In 1976, the Feris Foundation of America established the Gallatin Fellowships in honour of Geneva native and distinguished US statesman Albert Gallatin to support advanced doctoral candidates to complete their studies either at the Graduate Institute for International and Development Studies (for US students) or at a recognised US university (for Graduate Institute students).

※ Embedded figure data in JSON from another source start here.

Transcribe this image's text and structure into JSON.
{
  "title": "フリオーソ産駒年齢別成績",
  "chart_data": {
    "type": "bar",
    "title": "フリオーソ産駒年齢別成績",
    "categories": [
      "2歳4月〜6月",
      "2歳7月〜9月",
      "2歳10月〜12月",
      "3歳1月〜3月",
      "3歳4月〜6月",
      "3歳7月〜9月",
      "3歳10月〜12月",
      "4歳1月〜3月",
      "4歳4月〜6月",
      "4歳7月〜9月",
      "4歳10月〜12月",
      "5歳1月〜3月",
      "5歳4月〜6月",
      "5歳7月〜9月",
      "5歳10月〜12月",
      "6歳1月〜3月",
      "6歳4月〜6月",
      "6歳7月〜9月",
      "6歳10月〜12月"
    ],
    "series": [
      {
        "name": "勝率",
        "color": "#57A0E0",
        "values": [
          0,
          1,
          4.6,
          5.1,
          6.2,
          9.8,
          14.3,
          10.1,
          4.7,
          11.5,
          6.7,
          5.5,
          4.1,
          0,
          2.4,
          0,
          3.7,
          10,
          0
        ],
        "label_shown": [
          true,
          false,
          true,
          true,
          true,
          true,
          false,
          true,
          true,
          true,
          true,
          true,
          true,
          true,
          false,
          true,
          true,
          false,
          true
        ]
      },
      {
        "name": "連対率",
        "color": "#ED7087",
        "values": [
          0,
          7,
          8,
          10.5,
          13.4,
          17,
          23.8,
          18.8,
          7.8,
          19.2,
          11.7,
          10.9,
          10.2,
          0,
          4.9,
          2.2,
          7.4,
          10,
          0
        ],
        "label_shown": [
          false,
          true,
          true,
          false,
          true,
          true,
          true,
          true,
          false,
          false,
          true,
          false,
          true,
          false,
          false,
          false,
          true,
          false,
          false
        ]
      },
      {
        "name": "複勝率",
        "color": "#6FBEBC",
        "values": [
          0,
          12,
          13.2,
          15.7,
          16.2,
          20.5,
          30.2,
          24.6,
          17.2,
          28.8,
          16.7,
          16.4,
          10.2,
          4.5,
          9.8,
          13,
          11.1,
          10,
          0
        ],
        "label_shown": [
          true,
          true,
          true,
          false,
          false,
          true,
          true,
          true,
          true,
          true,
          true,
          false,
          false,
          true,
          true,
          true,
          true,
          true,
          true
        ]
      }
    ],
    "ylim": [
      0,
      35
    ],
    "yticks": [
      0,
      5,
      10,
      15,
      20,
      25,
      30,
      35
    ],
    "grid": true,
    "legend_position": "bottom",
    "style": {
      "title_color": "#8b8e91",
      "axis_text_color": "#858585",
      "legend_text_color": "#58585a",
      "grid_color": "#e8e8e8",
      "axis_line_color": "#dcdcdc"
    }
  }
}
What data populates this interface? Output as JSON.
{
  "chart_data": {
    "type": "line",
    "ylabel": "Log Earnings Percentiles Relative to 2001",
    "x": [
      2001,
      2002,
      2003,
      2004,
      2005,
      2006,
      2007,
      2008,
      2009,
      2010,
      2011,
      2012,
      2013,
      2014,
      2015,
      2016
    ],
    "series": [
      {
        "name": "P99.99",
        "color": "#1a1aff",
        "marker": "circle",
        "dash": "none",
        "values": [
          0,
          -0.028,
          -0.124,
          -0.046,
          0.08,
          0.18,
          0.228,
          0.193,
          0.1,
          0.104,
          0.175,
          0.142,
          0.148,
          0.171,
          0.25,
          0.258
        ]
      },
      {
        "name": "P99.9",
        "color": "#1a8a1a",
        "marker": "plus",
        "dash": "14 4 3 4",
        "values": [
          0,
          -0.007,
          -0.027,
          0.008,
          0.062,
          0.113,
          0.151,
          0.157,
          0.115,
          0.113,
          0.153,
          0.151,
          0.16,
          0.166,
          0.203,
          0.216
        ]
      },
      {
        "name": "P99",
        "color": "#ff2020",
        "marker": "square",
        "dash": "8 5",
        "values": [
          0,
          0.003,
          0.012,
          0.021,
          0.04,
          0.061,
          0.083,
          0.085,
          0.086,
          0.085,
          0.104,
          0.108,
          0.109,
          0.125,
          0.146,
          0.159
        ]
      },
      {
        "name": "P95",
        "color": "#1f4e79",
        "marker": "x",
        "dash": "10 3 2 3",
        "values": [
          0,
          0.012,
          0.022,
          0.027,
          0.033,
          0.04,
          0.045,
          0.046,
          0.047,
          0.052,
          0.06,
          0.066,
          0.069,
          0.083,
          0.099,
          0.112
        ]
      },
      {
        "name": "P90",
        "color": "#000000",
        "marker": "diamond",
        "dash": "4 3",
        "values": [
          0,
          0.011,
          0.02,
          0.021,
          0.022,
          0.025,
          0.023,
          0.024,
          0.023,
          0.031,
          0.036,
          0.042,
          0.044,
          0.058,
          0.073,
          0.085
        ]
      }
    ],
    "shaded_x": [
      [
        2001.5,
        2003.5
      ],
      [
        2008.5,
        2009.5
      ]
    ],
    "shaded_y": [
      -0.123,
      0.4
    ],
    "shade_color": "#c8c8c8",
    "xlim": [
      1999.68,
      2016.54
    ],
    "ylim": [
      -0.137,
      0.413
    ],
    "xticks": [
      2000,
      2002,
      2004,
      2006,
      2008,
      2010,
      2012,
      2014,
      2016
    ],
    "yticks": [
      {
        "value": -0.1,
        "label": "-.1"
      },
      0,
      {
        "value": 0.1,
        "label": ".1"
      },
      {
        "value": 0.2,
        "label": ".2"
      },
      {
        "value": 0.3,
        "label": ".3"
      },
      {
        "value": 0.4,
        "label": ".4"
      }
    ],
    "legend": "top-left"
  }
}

This year the Gallatin Fellowship was awarded to Rosie Sims, a PhD candidate in Anthropology and Sociology, who will spend the 2019-2020 academic year at the Institute for Society and Genetics (ISG) at the University of California Los Angeles (UCLA) to finish writing her doctoral thesis. Her project "Towards a Brave New World: New Configurations of Virus, Vector, and Human Relations in Colombia" focuses on a global health intervention that is releasing bioengineered mosquitos across the city of Medellín, Colombia, as a public health technology against diseases such as dengue, Zika and chikungunya.
Based on 12 months of ethnographic fieldwork following the various actors involved in making the natural 'safe' or 'acceptable' to live with, this research explores how new technologies of vector control depart from existing rationales of eradication and embody the radically different idea of 'living with' mosquitos. Responding to Donna Haraway’s (2016) invitation to 'stay with the trouble' involves a reconfiguration of virus-human-mosquito relations, and this thesis examines how an ambivalent ethics of coexistence emerges in these spaces of global health intervention.